A recent study published in the journal Nanoscale shows how post-translational phosphorylation and proteins binding phosphorylated sites regulate the stiffness of vimentin filaments. The researchers combined several analytical approaches and instruments, including the C-Trap® optical tweezers, to define the role of these modifications and interactions on the mechanical properties of vimentin.
Apart from contributing to a better understanding of these molecular interactions, the findings can provide us with new knowledge, highlighting unknown metastatic mechanisms of cancer cells.
Kraxner et al. captured a single vimentin filament between two optically trapped beads and subsequently stretched the molecule to test its force–strain relationship (or stiffness). This procedure typically results in a vimentin-specific strain response, which includes an initial linear increase, a plateau during α-helix unfolding, and a final stiffening.
The researchers assessed the effect of partial phosphorylation on vimentin filaments, a post-translational modification known to regulate the dynamics of intermediate filaments, such as vimentin. They also studied the influence of protein 14-3-3, which binds phosphorylated sites and regulates several cellular processes, including cell adhesion and tumorigenesis inhibition.
The team found that increasing levels of vimentin phosphorylation incrementally softens the filaments compared with the non-phosphorylated counterparts. They also found that exposing phosphorylated vimentin filaments with interacting protein 14-3-3 further softened the structure, possibly protecting the soft trait.

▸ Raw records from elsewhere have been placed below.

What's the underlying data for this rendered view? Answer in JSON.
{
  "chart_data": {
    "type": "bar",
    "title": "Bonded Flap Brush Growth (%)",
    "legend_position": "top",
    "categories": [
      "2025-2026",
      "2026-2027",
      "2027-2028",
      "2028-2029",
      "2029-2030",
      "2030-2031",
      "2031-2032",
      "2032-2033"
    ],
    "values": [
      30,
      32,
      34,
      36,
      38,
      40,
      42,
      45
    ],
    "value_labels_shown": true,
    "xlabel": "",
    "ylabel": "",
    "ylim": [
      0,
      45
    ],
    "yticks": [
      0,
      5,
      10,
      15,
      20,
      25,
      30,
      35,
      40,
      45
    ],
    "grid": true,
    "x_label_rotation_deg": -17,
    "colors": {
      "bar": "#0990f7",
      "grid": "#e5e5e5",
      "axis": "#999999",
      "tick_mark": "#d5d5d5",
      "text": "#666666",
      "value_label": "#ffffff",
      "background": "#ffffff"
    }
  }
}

“These findings may help to understand the relation between the role of phosphorylation in cancer metastasis and the pronounced motility of metastasizing cells,” the authors noted. “We […] hypothesize that cells are able to fine-tune and adapt their mechanical properties locally and within seconds by modifications like phosphorylation according to specific external requirements.”
The study is an excellent example of how optical tweezers can be combined with other powerful analytical techniques to extrapolate characteristics that may implicate cell function in vivo.